MakePeaceGreatAgain
MakePeaceGreatAgain

Reputation: 37113

cast to base-type not supported for generic method

I have an interface IGenericOrder as follows:

using System;
using System.Linq.Expressions;

namespace MyNamespace
{
    interface IGenericOrder<T> where T : new()
    {
        Func<T, int> GetStatement(string name);
    }


    public class GenericOrder<T> : IGenericOrder<T> where T : new()
    {
        public Func<T, int> GetStatement(string name)
        {
            return (T) => 4;
        }    
    }
}

Now when I create an instance of that class and cast it back to IGenericOrder<object>

var sorter = (IGenericOrder<object>) new GenericOrder<Foo>();

I get Exception:

InvalidCastException: The instance of type GenericOrder<Foo> cannot be cast to IGenericOrder<object>

Which seems clear as the Interface IGenericOrder is not covariant. However if I make the interface covariant (interface IGenericOrder<out T>) I get a compiler-error:

Invalid variance: The type parameter 'T' must be contravariantly valid on IGenericOrder<T>.GetStatement(string). 'T' is covariant.

As I read from here covariance can only used when

[the generic type parameter] is used only as a method return type and is not used as a type of formal method parameters.

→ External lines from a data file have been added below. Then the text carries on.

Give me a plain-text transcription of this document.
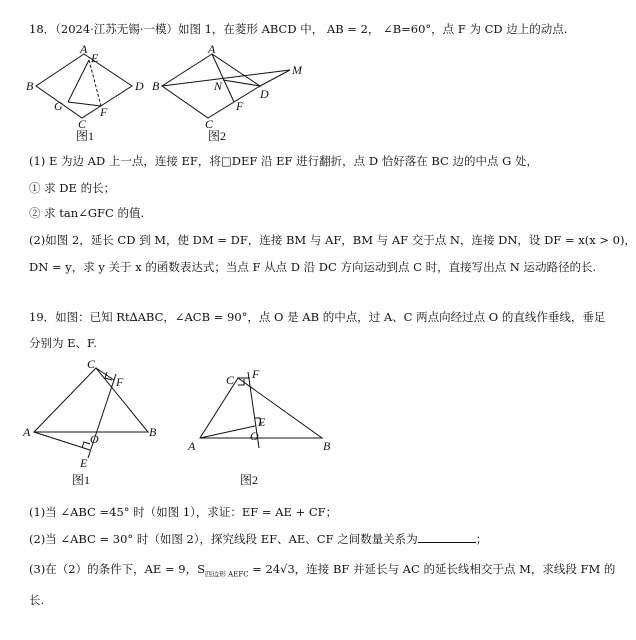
18．（2024·江苏无锡·一模）如图 1，在菱形 ABCD 中， AB = 2， ∠B=60°，点 F 为 CD 边上的动点.
A
E
B	D
G
C
F
图1
A
M
B	N
D
F
C
图2
(1) E 为边 AD 上一点，连接 EF，将□DEF 沿 EF 进行翻折，点 D 恰好落在 BC 边的中点 G 处，
① 求 DE 的长；
② 求 tan∠GFC 的值.
(2)如图 2，延长 CD 到 M，使 DM = DF，连接 BM 与 AF，BM 与 AF 交于点 N，连接 DN，设 DF = x(x > 0)，
DN = y，求 y 关于 x 的函数表达式；当点 F 从点 D 沿 DC 方向运动到点 C 时，直接写出点 N 运动路径的长.
19．如图：已知 Rt∆ABC，∠ACB = 90°，点 O 是 AB 的中点，过 A、C 两点向经过点 O 的直线作垂线，垂足
分别为 E、F.
C
F
A	O	B
E
图1
C F
E
A
O
B
图2
(1)当 ∠ABC =45° 时（如图 1），求证：EF = AE + CF；
(2)当 ∠ABC = 30° 时（如图 2），探究线段 EF、AE、CF 之间数量关系为	；
(3)在（2）的条件下，AE = 9，$S_{四边形 AEFC} = 24√3$，连接 BF 并延长与 AC 的延长线相交于点 M，求线段 FM 的
长.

Does this mean I cannot use co-/contravariance for methods that themselfes return generic instances?

I am using .Net 4.5

Upvotes: 1

Views: 651

Answers (2)

Sergey Kalinichenko
Sergey Kalinichenko

Reputation: 727077

To understand what is going on look at the definition of Func<T,TResult> delegate:

public delegate TResult Func<in T, out TResult>(
    T arg
)

As you can see, its first type parameter T is an in parameter. Therefore, you cannot use an out parameter as Func's first type argument. The second type parameter TResult is out, so using T as TResult would work:

interface IGenericOrder<out T> where T : new() {
    Func<int,T> GetStatement(string name);
}

public class GenericOrder<T> : IGenericOrder<T> where T : new() {
    public Func<int,T> GetStatement(string name) {
        return (x) => default(T);
    }    
}

Demo.

Upvotes: 2

Aasmund Eldhuset
Aasmund Eldhuset

Reputation: 38010

You are using T as the first type parameter of Func, so the only valid mode is contravariance because the T represents the type of the function's parameter. What you are trying to achieve with your cast is unsafe: you are saying "Here's a function which takes a Foo as a parameter. Please treat this as a function which takes any object as a parameter." If instead you had a Func<int, T>, you could use covariance, because a function that returns a Foo can also be viewed as a function that returns an object.